LowerPlane calculates a readiness score for each enabled framework based on three dimensions:
DimensionDescriptionWeight
ControlsPercentage of controls marked as implemented or partially implemented40%
EvidencePercentage of required evidence collected and current (not expired)35%
PoliciesPercentage of required policies published and acknowledged25%
Your overall compliance score is displayed on the dashboard and updated in real time as you make progress.
The readiness score is an internal metric to help you track progress. It does not guarantee audit success, but a score above 80% typically indicates strong audit preparedness.

The Compliance Dashboard

Your compliance dashboard provides a centralized view of your compliance program:
  • Framework readiness scores - Visual progress indicators for each enabled framework
  • Gap analysis - Controls, evidence, and policies that still need attention, prioritized by severity
  • Recent activity - Latest evidence collections, policy updates, and control changes
  • Upcoming deadlines - Evidence renewals, policy reviews, and training due dates
  • Integration health - Status of connected tools and last sync times
Dashboard data is powered by materialized views that refresh periodically to ensure fast load times even with large datasets. The scores you see reflect near-real-time compliance status.

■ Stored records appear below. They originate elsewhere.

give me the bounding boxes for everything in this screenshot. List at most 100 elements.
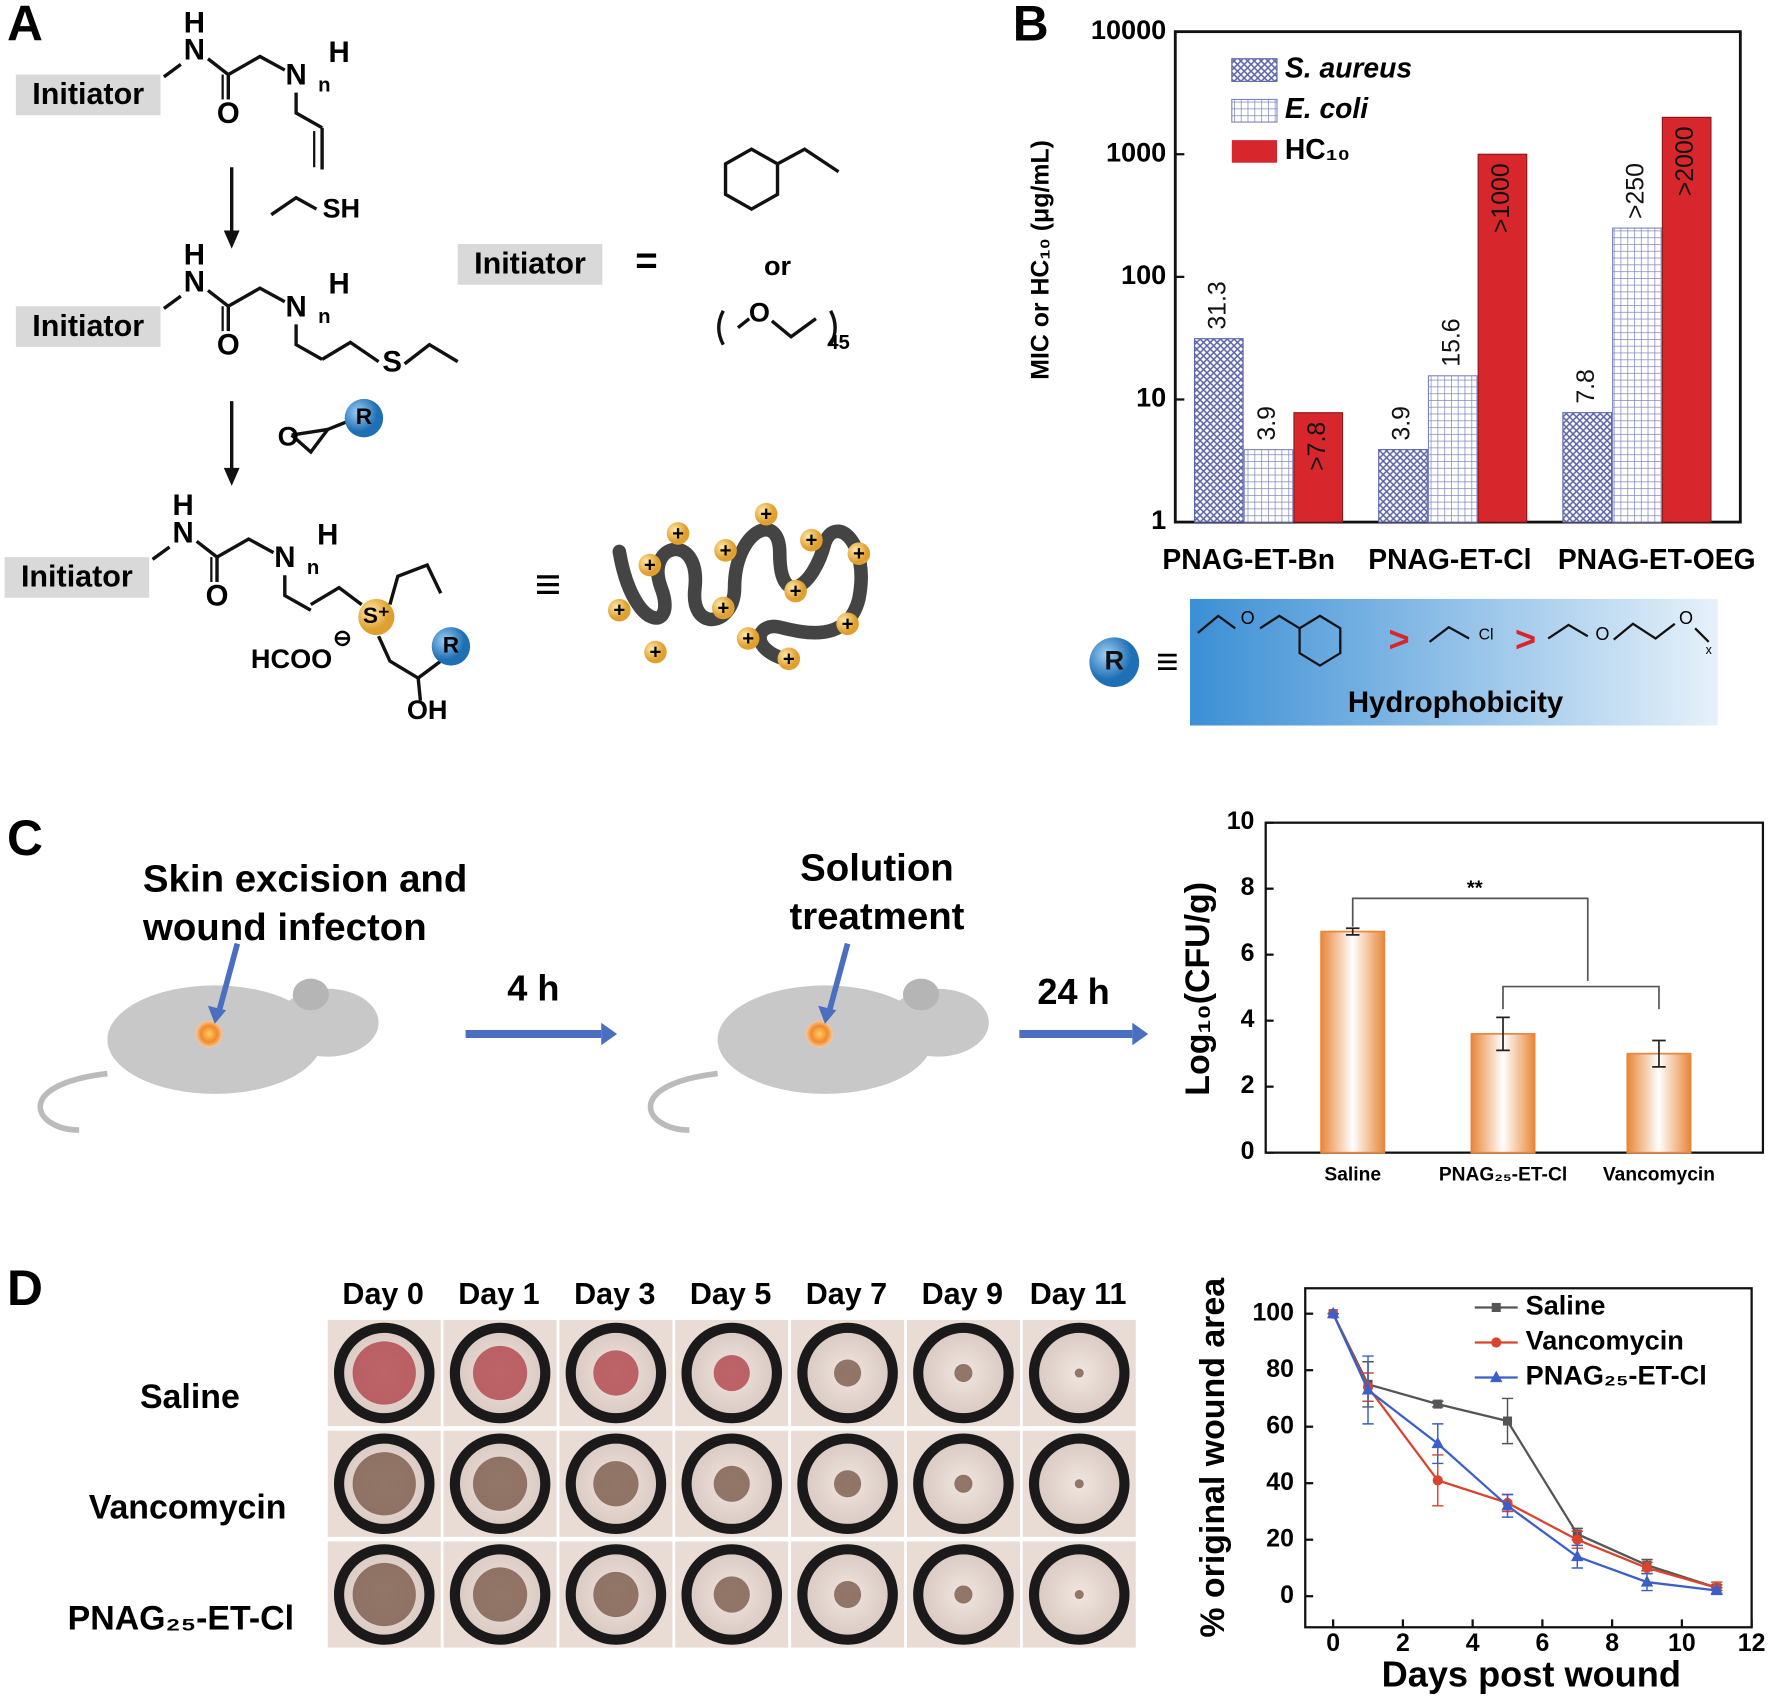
- photo-wound: [593, 1350, 639, 1396]
- bar: [1562, 412, 1613, 523]
- mouse-tail: [37, 1070, 108, 1133]
- label: 1: [1151, 504, 1166, 535]
- label: 6: [1535, 1629, 1549, 1657]
- r-group: [431, 627, 471, 666]
- label: Day 11: [1030, 1277, 1127, 1311]
- bar: [1243, 449, 1294, 523]
- marker: [1326, 1306, 1340, 1319]
- photo-wound: [1074, 1479, 1084, 1489]
- label: >: [1388, 618, 1409, 659]
- bond: [294, 324, 323, 361]
- initiator-box: [457, 244, 603, 285]
- label: 60: [1266, 1411, 1294, 1439]
- charge: [736, 627, 760, 650]
- marker: [1640, 1575, 1654, 1587]
- charge: [800, 528, 823, 552]
- marker: [1710, 1583, 1723, 1596]
- label: 24 h: [1037, 971, 1109, 1012]
- marker: [1431, 1436, 1444, 1449]
- initiator-box: [15, 306, 161, 347]
- label: Day 3: [574, 1277, 655, 1311]
- photo-ring: [449, 1544, 551, 1645]
- charge: [711, 596, 735, 620]
- bond: [377, 635, 442, 681]
- bracket: [717, 309, 837, 346]
- label: Saline: [1324, 1164, 1381, 1185]
- label: +: [613, 600, 625, 622]
- bond: [736, 317, 751, 330]
- photo-wound: [1074, 1368, 1084, 1378]
- label: A: [7, 0, 43, 51]
- legend-swatch: [1231, 98, 1278, 123]
- bond: [1197, 614, 1236, 634]
- initiator-box: [4, 557, 150, 598]
- label: wound infecton: [142, 906, 427, 949]
- r-group: [1089, 637, 1140, 688]
- marker: [1361, 1383, 1375, 1395]
- label: E. coli: [1285, 92, 1369, 124]
- bond: [1428, 625, 1470, 643]
- label: Initiator: [32, 77, 144, 111]
- label: O: [1679, 608, 1693, 628]
- label: Day 0: [342, 1277, 423, 1311]
- r-group: [344, 398, 384, 438]
- photo-wound: [593, 1571, 639, 1618]
- label: D: [7, 1260, 43, 1316]
- photo-ring: [913, 1322, 1014, 1424]
- legend-marker: [1490, 1370, 1503, 1383]
- bond: [388, 562, 443, 606]
- bar: [1378, 449, 1428, 523]
- label: =: [635, 239, 657, 282]
- charge: [847, 542, 871, 566]
- mouse-tail: [647, 1070, 718, 1133]
- label: 45: [827, 332, 850, 354]
- marker: [1501, 1499, 1514, 1511]
- bar: [1626, 1052, 1692, 1154]
- label: 100: [1252, 1298, 1293, 1326]
- label: R: [1104, 644, 1124, 675]
- label: n: [318, 306, 330, 328]
- photo-wound: [713, 1576, 750, 1613]
- photo-wound: [954, 1474, 973, 1493]
- label: Day 5: [690, 1277, 771, 1311]
- label: 100: [1121, 259, 1166, 290]
- bond: [195, 537, 275, 560]
- photo-ring: [1028, 1433, 1130, 1535]
- arrow: [825, 942, 851, 1016]
- label: O: [217, 97, 240, 130]
- photo-wound: [834, 1359, 862, 1387]
- label: 8: [1605, 1629, 1619, 1657]
- label: 10000: [1091, 14, 1166, 45]
- label: **: [1467, 878, 1483, 900]
- benzene: [1298, 614, 1342, 667]
- bond: [151, 545, 171, 561]
- gradient-box: [1189, 598, 1718, 726]
- label: C: [7, 810, 43, 866]
- bond: [403, 342, 459, 366]
- bond: [309, 585, 363, 607]
- label: 15.6: [1437, 318, 1465, 366]
- photo-wound: [472, 1567, 528, 1622]
- label: ≡: [1156, 641, 1178, 684]
- label: +: [790, 581, 802, 603]
- label: +: [644, 555, 656, 577]
- label: Initiator: [32, 309, 144, 343]
- label: +: [842, 613, 854, 635]
- photo-wound: [472, 1456, 528, 1511]
- label: OH: [407, 694, 448, 725]
- label: Day 7: [806, 1277, 887, 1311]
- label: Solution: [800, 846, 954, 889]
- label: 0: [1280, 1581, 1294, 1609]
- label: 2: [1396, 1629, 1410, 1657]
- label: H: [172, 489, 193, 522]
- label: N: [172, 516, 193, 549]
- label: 0: [1241, 1137, 1255, 1165]
- label: O: [749, 296, 770, 327]
- bond: [770, 317, 817, 339]
- legend-marker: [1491, 1337, 1502, 1348]
- photo-wound: [954, 1585, 973, 1604]
- charge: [638, 553, 662, 577]
- label: 8: [1241, 873, 1255, 901]
- arrow: [215, 942, 241, 1016]
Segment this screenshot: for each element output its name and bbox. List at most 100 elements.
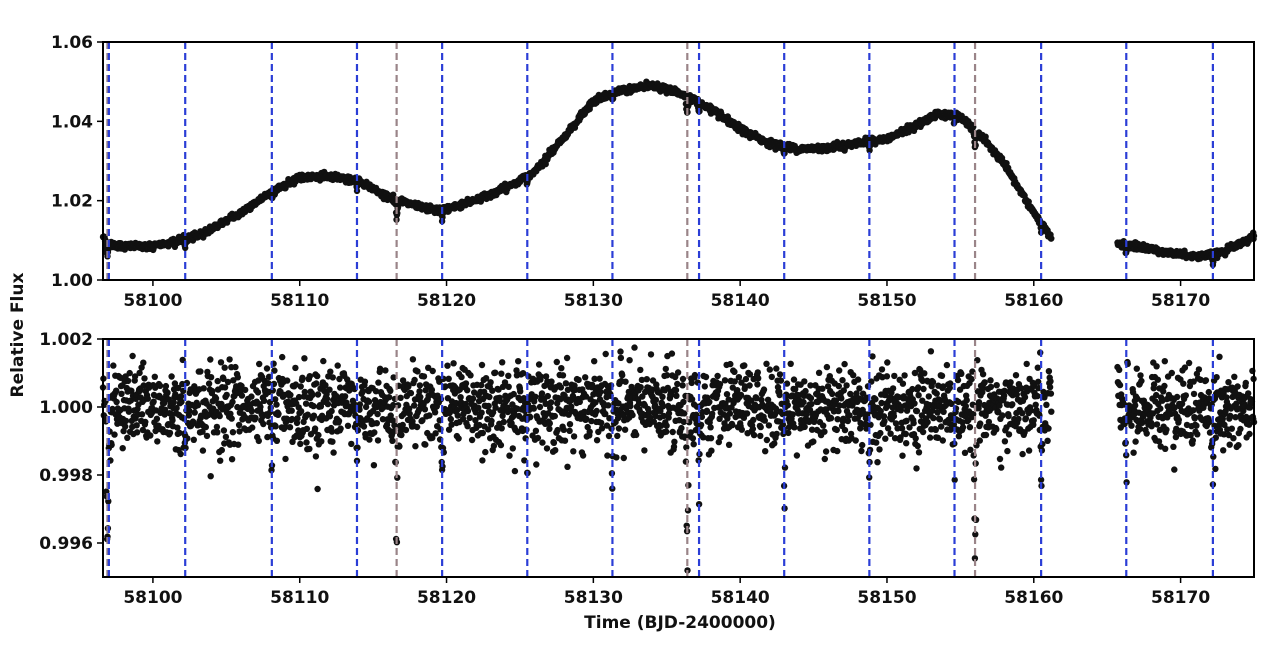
bottom-data-point: [544, 392, 551, 400]
bottom-data-point: [207, 356, 214, 363]
bottom-data-point: [309, 391, 316, 399]
bottom-data-point: [164, 389, 171, 396]
bottom-data-point: [553, 358, 560, 366]
bottom-data-point: [763, 360, 770, 367]
bottom-data-point: [731, 368, 738, 375]
bottom-data-point: [267, 404, 274, 411]
bottom-data-point: [873, 439, 880, 446]
bottom-data-point: [1044, 437, 1051, 444]
bottom-data-point: [943, 361, 951, 369]
bottom-data-point: [151, 373, 158, 380]
bottom-data-point: [975, 405, 982, 412]
bottom-data-point: [721, 377, 729, 384]
bottom-data-point: [1047, 378, 1054, 385]
bottom-data-point: [1019, 450, 1026, 458]
bottom-data-point: [662, 365, 669, 373]
bottom-data-point: [793, 452, 801, 459]
bottom-data-point: [420, 373, 428, 380]
bottom-data-point: [836, 367, 843, 374]
bottom-data-point: [706, 398, 713, 406]
bottom-data-point: [311, 425, 319, 432]
bottom-data-point: [497, 441, 505, 449]
bottom-data-point: [324, 400, 332, 408]
bottom-data-point: [485, 402, 492, 410]
bottom-data-point: [214, 377, 221, 385]
bottom-data-point: [330, 449, 337, 456]
bottom-data-point: [328, 407, 335, 415]
bottom-data-point: [458, 373, 465, 381]
bottom-data-point: [981, 379, 988, 386]
bottom-data-point: [539, 439, 546, 446]
bottom-data-point: [511, 467, 519, 475]
top-axes-frame: [102, 41, 1255, 281]
bottom-data-point: [313, 380, 320, 387]
x-tick-label: 58170: [1151, 291, 1210, 311]
bottom-data-point: [755, 375, 762, 382]
bottom-data-point: [1047, 390, 1055, 397]
bottom-data-point: [492, 369, 499, 376]
bottom-data-point: [846, 412, 853, 419]
bottom-data-point: [190, 436, 197, 443]
bottom-data-point: [627, 402, 634, 410]
bottom-data-point: [605, 432, 613, 440]
top-ticks: 58100 58110 58120 58130 58140 58150 58160 58170…: [51, 33, 1210, 311]
bottom-data-point: [631, 344, 638, 351]
bottom-data-point: [232, 363, 239, 371]
x-tick-label: 58130: [564, 291, 623, 311]
bottom-data-point: [156, 382, 164, 389]
bottom-data-point: [839, 377, 846, 384]
bottom-data-point: [766, 366, 773, 373]
bottom-data-point: [858, 447, 865, 455]
bottom-data-point: [226, 356, 233, 363]
bottom-data-point: [1027, 407, 1035, 414]
bottom-data-point: [552, 447, 559, 454]
bottom-data-point: [689, 435, 697, 442]
y-tick-label: 1.00: [51, 271, 93, 291]
bottom-data-point: [659, 393, 666, 400]
bottom-data-point: [785, 429, 792, 437]
bottom-data-point: [129, 352, 136, 360]
bottom-data-point: [617, 348, 624, 355]
top-transit-lines: [106, 42, 1214, 280]
bottom-data-point: [841, 426, 849, 434]
bottom-data-point: [222, 433, 230, 441]
x-tick-label: 58100: [123, 291, 182, 311]
bottom-data-point: [834, 447, 841, 455]
bottom-data-point: [297, 383, 304, 390]
bottom-data-point: [409, 356, 417, 363]
bottom-data-point: [673, 392, 680, 399]
bottom-data-point: [787, 360, 794, 367]
bottom-data-point: [374, 410, 381, 418]
bottom-data-point: [506, 452, 513, 459]
bottom-data-point: [416, 388, 423, 395]
bottom-data-point: [626, 357, 633, 364]
bottom-data-point: [252, 414, 259, 422]
bottom-data-point: [939, 437, 946, 444]
bottom-data-point: [901, 372, 908, 379]
bottom-data-point: [203, 432, 211, 440]
bottom-data-point: [979, 371, 987, 378]
bottom-data-point: [505, 383, 512, 390]
bottom-data-point: [701, 383, 708, 390]
bottom-data-point: [915, 392, 922, 399]
bottom-data-point: [921, 370, 928, 377]
bottom-data-point: [927, 348, 935, 355]
bottom-data-point: [479, 429, 486, 437]
bottom-data-point: [498, 425, 505, 432]
bottom-data-point: [903, 440, 910, 447]
bottom-data-point: [306, 445, 313, 453]
bottom-data-point: [891, 372, 898, 380]
bottom-data-point: [365, 398, 373, 405]
bottom-data-point: [802, 387, 809, 395]
x-tick-label: 58160: [1004, 291, 1063, 311]
bottom-data-point: [930, 414, 937, 422]
bottom-panel: 58100 58110 58120 58130 58140 58150 58160 58170…: [39, 330, 1258, 608]
bottom-data-point: [723, 391, 731, 398]
bottom-data-point: [726, 410, 734, 417]
bottom-data-point: [515, 358, 522, 365]
bottom-data-point: [1043, 401, 1050, 408]
bottom-data-point: [976, 437, 983, 444]
bottom-data-point: [924, 418, 931, 426]
bottom-data-point: [327, 368, 334, 375]
bottom-data-point: [532, 393, 539, 400]
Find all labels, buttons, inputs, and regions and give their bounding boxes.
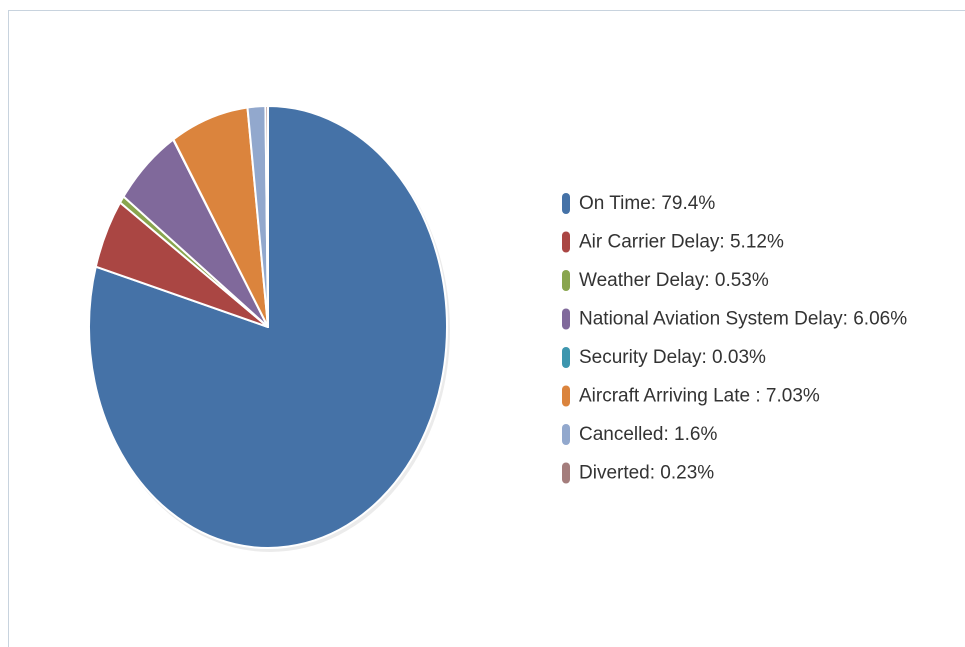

Getting Started with Compliance

1

Enable Frameworks

Select the frameworks your organization needs from Compliance > Frameworks. See Frameworks for details.
2

Run an Assessment

Complete the security assessment to establish a baseline score. See Assessments.
3

Review Controls

Browse your controls, assign owners, and begin implementation. See Controls.
4

Collect Evidence

Connect integrations for automated collection and upload manual evidence. See Evidence.
5

Create Policies

Generate required policies from templates and manage approvals. See Policy Management.